Figure 1. RIG-I contributes to cytokine induction by P/V-CPI-.

A) Reporter Gene Assay. A549 cells were co-transfected for 16 h with a plasmid expressing luciferase under control of the IFN-beta promoter and a either a RIG-I DN plasmid or its empty vector (control), and pSV-beta-galactosidase for normalization. Sixteen hrs pt, cells were infected at an moi of 10 with the indicated viruses. At 24 h pi lysates were harvested and analyzed for levels of luciferase activity. Results are expressed as fold over mock and error bars indicate standard deviation of triplicate samples.
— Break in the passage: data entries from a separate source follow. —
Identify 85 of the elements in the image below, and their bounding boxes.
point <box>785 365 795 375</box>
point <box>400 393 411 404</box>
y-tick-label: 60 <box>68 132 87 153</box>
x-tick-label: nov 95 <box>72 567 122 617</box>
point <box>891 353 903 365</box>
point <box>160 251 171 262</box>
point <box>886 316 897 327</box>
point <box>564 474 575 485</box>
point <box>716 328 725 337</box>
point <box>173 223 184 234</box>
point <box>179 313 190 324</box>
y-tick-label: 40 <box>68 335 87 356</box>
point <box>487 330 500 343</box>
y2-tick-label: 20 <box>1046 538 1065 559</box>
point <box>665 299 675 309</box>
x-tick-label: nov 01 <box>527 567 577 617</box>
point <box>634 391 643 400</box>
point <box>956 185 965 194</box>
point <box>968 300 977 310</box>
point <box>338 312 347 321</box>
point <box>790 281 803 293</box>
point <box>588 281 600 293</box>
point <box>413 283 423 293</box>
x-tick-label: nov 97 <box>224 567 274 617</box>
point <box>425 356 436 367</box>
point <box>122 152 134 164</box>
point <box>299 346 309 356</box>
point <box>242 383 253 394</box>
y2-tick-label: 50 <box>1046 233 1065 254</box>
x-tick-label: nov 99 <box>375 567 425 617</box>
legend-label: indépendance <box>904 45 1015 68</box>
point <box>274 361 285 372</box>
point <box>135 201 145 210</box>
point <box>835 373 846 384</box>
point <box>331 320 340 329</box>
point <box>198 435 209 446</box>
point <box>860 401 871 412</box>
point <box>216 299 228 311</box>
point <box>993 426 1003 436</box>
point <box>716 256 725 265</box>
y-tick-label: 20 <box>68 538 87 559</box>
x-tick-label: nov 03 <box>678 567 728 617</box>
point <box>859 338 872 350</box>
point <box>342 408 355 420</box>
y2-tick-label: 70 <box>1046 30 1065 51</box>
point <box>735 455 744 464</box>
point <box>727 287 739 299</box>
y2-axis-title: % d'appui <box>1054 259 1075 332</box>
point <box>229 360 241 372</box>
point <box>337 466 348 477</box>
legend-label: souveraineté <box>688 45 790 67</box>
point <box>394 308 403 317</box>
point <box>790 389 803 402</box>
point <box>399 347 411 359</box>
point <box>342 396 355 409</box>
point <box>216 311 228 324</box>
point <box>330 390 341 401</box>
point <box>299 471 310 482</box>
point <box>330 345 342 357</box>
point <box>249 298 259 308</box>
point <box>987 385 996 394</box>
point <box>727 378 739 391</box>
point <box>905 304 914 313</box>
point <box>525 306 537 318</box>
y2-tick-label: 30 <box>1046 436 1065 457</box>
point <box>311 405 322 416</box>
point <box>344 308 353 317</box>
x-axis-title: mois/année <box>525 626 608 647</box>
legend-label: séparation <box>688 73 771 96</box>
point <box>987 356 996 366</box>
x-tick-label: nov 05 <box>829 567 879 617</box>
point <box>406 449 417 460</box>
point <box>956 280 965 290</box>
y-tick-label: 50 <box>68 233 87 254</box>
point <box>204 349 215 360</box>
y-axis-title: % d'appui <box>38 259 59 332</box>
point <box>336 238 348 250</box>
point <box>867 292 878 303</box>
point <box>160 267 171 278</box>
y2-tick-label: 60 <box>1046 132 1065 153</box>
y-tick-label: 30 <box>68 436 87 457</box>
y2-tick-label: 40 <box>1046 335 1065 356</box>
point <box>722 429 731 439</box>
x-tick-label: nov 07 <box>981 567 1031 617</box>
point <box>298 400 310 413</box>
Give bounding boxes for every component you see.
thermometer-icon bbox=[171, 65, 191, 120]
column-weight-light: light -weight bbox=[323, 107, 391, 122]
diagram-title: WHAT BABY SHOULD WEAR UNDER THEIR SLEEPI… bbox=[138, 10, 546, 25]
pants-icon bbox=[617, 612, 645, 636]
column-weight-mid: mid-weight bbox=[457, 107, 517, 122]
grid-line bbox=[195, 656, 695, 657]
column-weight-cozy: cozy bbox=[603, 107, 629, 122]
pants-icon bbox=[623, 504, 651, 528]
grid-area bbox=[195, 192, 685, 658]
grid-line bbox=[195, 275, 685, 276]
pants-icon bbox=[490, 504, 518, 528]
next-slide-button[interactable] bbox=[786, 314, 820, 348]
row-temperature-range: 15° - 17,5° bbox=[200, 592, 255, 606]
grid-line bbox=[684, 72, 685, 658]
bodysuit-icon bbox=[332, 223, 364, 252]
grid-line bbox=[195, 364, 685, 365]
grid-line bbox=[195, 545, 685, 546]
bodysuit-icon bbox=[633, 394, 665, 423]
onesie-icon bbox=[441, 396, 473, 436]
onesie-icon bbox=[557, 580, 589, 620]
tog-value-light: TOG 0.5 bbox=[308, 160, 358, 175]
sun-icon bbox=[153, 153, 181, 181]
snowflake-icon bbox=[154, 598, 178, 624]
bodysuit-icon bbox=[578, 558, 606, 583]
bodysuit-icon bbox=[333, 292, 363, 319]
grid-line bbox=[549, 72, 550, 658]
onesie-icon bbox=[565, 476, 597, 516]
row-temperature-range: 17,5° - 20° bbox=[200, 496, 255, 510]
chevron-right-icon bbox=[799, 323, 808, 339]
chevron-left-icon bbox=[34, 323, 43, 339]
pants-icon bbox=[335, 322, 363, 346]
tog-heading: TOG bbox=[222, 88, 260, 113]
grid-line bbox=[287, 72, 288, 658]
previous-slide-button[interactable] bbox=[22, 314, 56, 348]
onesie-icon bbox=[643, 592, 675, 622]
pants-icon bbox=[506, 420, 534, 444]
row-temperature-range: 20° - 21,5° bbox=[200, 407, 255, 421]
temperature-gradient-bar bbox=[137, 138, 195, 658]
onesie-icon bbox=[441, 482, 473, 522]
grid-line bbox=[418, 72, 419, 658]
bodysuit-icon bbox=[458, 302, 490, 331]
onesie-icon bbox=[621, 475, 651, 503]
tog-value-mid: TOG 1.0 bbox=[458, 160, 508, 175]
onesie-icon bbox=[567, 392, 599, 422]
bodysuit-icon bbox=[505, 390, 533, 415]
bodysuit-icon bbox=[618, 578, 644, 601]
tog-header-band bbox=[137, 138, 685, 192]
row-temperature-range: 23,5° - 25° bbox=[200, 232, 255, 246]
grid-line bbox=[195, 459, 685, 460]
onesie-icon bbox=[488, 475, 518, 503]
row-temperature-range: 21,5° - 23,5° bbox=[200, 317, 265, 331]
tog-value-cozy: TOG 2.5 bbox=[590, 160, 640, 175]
B) siRNA knockdown of RIG-I. A549 cells were left untreated (lanes 1 and 4) or transfected with 100 uM of siRNA targeting RIG-I (lanes 2 and 5) or GAPDH (lanes 3 and 6) as a control. At 48 and 72 h pt, levels of RIG-I, GAPDH, and actin were assayed by Western blotting. C) Cytokine secretion. A549 cells were transfected with siRNA targeting GAPDH or RIG-I and at 48 h pt cells were infected at an moi of 10 with SV5-GFP or P/V-CPI-. At 24 h pi (72 h pt), levels of IL-6 (left panel) or IFN-beta (right panel) were measured by ELISA. Results are expressed as mean values from triplicate samples with error bars representing standard deviation and values are normalized to 10⁶ cells. *, p value less than 0.008 compared to corresponding samples from GAPDH siRNA treated control cells.